18 thoughts on “When Should You Use Your Emergency Fund?

  1. I think for me it’s car repairs, moves, medical emergencies, computer (anything I can’t draw on other funds for), and job loss. Because my career is still fairly precarious, I’d also like $10,000, but right now I’m just aiming for $5000, which I should hit by the end of the summer if everything goes smoothly. I really don’t want to have to use it to cover other stuff, so I’m trying to build up other kinds of savings I can tap first.
    C@thesingledollar recently posted…Zero Food Waste 2015, Week 6: Don’t Be Penny-WiseMy Profile

  2. Right now my goal is to have $5000 in my emergency fund. However, I don’t want to be using for certain things that I know will come up, like eventually replacing my computer. However, because I’m in full on debt repayment mode, it is hard (because I’d rather pay off debt, not that I don’t have money to) to set aside a small amount to save for a new computer, so I’m thinking of opening a digit account to be my “new computer” fund.
    Liz recently posted…I’m Credit Card Debt Free!!!My Profile

  3. One of my biggest financial mistakes was not having an emergency fund before buying my first car.
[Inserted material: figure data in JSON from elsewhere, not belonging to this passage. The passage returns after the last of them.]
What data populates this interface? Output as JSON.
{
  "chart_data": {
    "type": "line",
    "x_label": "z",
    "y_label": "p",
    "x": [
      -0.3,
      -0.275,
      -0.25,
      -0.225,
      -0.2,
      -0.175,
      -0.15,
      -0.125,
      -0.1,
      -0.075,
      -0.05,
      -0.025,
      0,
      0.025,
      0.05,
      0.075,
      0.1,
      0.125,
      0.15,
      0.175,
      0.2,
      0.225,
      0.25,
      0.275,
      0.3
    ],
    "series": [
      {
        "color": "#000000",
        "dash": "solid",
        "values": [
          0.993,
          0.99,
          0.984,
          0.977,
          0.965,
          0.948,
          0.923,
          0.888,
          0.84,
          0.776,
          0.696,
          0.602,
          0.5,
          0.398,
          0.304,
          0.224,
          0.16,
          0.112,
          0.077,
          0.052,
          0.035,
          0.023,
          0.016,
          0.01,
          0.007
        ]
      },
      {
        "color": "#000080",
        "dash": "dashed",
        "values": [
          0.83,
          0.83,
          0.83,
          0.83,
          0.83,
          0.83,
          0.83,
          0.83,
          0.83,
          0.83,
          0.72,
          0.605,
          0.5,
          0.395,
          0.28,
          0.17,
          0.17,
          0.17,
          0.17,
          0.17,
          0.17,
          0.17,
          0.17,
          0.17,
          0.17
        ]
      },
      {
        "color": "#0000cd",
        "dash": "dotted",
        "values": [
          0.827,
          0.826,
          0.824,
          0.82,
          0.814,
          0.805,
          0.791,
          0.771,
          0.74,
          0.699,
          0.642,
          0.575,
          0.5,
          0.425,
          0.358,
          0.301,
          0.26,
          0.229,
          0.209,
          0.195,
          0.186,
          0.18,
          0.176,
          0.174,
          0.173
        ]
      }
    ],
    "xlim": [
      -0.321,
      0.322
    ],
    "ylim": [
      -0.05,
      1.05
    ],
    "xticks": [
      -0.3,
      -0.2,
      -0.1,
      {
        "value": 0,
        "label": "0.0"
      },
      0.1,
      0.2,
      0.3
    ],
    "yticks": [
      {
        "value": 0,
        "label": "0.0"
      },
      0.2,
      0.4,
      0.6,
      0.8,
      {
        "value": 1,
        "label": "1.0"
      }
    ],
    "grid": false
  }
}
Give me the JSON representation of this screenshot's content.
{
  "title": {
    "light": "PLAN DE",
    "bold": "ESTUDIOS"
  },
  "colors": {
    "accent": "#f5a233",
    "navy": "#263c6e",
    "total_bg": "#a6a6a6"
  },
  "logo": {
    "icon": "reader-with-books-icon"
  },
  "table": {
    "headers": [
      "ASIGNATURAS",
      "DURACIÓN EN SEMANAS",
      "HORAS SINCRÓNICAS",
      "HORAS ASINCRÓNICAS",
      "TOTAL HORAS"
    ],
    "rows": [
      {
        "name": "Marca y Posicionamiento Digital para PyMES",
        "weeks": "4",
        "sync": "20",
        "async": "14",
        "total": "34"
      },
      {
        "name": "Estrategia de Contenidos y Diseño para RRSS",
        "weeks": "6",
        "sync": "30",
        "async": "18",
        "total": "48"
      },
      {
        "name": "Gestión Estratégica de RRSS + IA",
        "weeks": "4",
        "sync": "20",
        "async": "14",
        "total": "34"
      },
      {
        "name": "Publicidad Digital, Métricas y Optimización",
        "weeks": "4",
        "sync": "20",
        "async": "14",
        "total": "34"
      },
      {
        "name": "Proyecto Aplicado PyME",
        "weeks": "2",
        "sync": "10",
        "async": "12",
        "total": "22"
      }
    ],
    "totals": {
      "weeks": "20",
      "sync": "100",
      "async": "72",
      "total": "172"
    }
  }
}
I didn’t have the money to pay for maintenance or repairs. Every visit to the repair shop went on my credit card. It took me years to pay it off. Now we probably have too much money in our emergency fund, but with DH retired and not collecting social security until next year we need it. I used it when my 2 year old computer crashed last year (warranty had just ended). I had to take the money out of our emergency fund… and just so you know it still hurts.

  4. I dipped in to my emergency fund a little bit recently for a tuition payment. I had almost all of it saved up, but needed a last little bit to complete it. And this only happened because I didn’t give myself enough time to save up. For the Fall payment, I’ll be ready! :)
    Chela @SmashOdyssey recently posted…Time Travel and Free FunMy Profile

  5. Our emergency fund fluctuates from 5-10k as well. We dip into it for things like snow tires and computer parts. It’s nice to know that we have some flexibility if a big expense comes up without a lot of time to set money aside for it every pay check.

  6. Taking any money from the emergency fund is always a topic that has to be thoroughly discussed before taking any sort of action. My fund usually takes a hit when it comes to car repairs or school time but I definitely like your guide on when it is okay and when it isnt to use the fund! Thanks for sharing!